Ehrman’s “no bloodshed” was good news, and Arango, Boyd, and Arias seemed to be going about their business efficiently so far. But the presence of those soldiers in Colón was indeed “serious” (and would look even more so when Roosevelt found out there were five hundred, not four). The Nashville was so far the only American presence on either side of the Isthmus. Hubbard’s gu
ns and Marines might, or might not, be enough to stop the government battalion from crossing over and quashing the revolution.
All the more reason, therefore, to keep Tovar’s troops on the Caribbean side. But “reason” of a legal nature must be found in the treaty of 1846. Roosevelt was aware that early in his own presidency, the State Department had blocked a shipment of rebel arms along the railroad, on the ground that they might be used to prevent further transport of anything. Could the same scruple now justify blocking a shipment of government soldiers, whose only mission was to maintain the integrity of the Colombian federation?
Apparently, it could. Roosevelt authorized a draft set of instructions for the Navy Department to set in cipher, and cable immediately:
For NASHVILLE. In the interests of peace do everything possible to prevent government troops from proceeding to Panama [City]. The transit must be kept open and order maintained.
Direct the ATLANTA to proceed with all speed to Colón.
Also the BOSTON [to Panama City].
Repeat all of yesterday’s orders.
Remarkable in this document was its lack of any reference to the “strict neutrality” imposed upon American commanders in earlier Isthmian crises.

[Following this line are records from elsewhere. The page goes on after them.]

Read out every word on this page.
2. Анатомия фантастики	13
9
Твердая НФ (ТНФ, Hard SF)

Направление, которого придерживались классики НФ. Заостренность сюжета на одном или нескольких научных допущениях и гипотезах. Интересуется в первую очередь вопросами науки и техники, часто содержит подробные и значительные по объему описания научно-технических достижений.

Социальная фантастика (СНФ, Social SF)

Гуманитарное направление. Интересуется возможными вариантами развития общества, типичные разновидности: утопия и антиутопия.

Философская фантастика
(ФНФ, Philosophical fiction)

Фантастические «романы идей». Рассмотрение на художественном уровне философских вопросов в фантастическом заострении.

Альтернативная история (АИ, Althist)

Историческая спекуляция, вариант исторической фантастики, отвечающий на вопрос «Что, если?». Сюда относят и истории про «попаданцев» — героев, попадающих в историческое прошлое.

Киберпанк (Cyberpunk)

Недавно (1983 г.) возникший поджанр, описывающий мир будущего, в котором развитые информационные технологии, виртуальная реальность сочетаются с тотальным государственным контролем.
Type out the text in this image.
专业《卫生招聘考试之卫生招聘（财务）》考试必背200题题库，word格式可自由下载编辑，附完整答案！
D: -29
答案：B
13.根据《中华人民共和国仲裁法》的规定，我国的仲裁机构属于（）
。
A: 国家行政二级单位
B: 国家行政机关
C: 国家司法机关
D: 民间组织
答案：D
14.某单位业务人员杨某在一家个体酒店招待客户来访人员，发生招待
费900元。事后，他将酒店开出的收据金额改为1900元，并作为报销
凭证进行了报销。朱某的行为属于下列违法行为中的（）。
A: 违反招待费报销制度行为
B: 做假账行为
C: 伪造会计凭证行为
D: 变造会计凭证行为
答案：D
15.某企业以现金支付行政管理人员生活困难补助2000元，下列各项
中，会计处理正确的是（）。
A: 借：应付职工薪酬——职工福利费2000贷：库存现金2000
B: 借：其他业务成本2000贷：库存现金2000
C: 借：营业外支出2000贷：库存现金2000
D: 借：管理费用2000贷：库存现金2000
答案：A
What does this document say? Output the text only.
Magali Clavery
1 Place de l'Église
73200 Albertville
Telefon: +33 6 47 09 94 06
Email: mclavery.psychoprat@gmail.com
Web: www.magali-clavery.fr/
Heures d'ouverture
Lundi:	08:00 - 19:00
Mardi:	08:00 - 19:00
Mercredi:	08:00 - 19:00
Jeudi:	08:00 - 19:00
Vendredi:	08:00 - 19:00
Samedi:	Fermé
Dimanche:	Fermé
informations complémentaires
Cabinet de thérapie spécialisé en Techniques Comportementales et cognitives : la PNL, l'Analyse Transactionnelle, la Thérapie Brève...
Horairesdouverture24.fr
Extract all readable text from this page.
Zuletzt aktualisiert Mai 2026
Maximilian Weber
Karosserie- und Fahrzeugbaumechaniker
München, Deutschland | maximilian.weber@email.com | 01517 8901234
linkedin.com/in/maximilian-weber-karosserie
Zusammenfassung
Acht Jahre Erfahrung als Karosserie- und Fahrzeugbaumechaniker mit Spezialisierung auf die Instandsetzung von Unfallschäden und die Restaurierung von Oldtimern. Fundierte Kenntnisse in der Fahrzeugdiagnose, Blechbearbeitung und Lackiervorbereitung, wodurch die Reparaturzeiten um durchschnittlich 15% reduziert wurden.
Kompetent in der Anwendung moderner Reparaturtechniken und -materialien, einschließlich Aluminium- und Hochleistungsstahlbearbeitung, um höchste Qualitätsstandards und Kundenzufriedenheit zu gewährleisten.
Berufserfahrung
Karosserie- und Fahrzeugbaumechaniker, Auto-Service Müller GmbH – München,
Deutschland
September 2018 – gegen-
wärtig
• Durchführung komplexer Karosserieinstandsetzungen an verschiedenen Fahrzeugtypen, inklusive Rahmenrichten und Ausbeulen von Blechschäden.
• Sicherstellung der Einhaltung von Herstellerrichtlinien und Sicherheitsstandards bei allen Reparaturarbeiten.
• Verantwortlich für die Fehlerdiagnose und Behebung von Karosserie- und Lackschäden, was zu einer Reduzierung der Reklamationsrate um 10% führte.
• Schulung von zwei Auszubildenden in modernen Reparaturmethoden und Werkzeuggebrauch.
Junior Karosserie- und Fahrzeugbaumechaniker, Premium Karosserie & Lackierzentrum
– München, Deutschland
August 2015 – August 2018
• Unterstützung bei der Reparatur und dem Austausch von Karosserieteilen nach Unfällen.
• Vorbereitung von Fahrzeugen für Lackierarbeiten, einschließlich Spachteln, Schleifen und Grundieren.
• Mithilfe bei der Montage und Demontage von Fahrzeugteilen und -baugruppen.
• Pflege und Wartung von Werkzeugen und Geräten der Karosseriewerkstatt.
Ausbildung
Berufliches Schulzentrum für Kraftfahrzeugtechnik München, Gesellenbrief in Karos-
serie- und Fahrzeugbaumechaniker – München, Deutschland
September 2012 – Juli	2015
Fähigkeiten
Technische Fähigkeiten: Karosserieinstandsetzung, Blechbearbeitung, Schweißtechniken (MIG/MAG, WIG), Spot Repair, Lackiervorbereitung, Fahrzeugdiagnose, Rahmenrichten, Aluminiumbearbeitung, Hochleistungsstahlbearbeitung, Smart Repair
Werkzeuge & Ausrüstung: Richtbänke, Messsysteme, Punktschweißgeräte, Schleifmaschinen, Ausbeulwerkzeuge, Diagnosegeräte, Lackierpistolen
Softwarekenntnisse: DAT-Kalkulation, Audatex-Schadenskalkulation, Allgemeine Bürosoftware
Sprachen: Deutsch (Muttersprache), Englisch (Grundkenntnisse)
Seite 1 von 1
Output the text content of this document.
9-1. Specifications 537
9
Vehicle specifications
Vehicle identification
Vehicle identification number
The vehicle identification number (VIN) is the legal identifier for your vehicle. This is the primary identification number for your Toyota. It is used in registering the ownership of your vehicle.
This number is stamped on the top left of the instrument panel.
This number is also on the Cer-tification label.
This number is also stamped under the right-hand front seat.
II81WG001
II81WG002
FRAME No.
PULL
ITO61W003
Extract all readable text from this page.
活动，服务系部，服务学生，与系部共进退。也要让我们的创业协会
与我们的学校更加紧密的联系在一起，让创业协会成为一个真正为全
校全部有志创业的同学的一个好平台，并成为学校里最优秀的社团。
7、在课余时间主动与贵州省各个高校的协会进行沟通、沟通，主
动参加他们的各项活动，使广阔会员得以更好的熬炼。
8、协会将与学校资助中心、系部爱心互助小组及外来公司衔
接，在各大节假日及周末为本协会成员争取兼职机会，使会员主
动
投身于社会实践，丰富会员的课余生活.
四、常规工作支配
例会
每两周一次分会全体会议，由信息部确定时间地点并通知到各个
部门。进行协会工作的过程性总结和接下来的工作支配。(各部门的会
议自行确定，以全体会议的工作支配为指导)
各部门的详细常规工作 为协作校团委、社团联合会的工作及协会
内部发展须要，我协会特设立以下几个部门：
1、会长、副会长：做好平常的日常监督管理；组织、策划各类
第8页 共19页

By 10:30 P.M., the specific order to Commander Hubbard was ready for transmission and signed by Hay. Further cables went to the other ships involved, although their urgency was largely symbolic. The Atlanta had to finish stoking up in Kingston before it could join the Nashville; the Boston had not yet cleared Honduras; the rest of the Pacific Squadron would need three more days to get to Panama City. At least the Dixie was nearing Colón, where Hubbard could doubtless use it.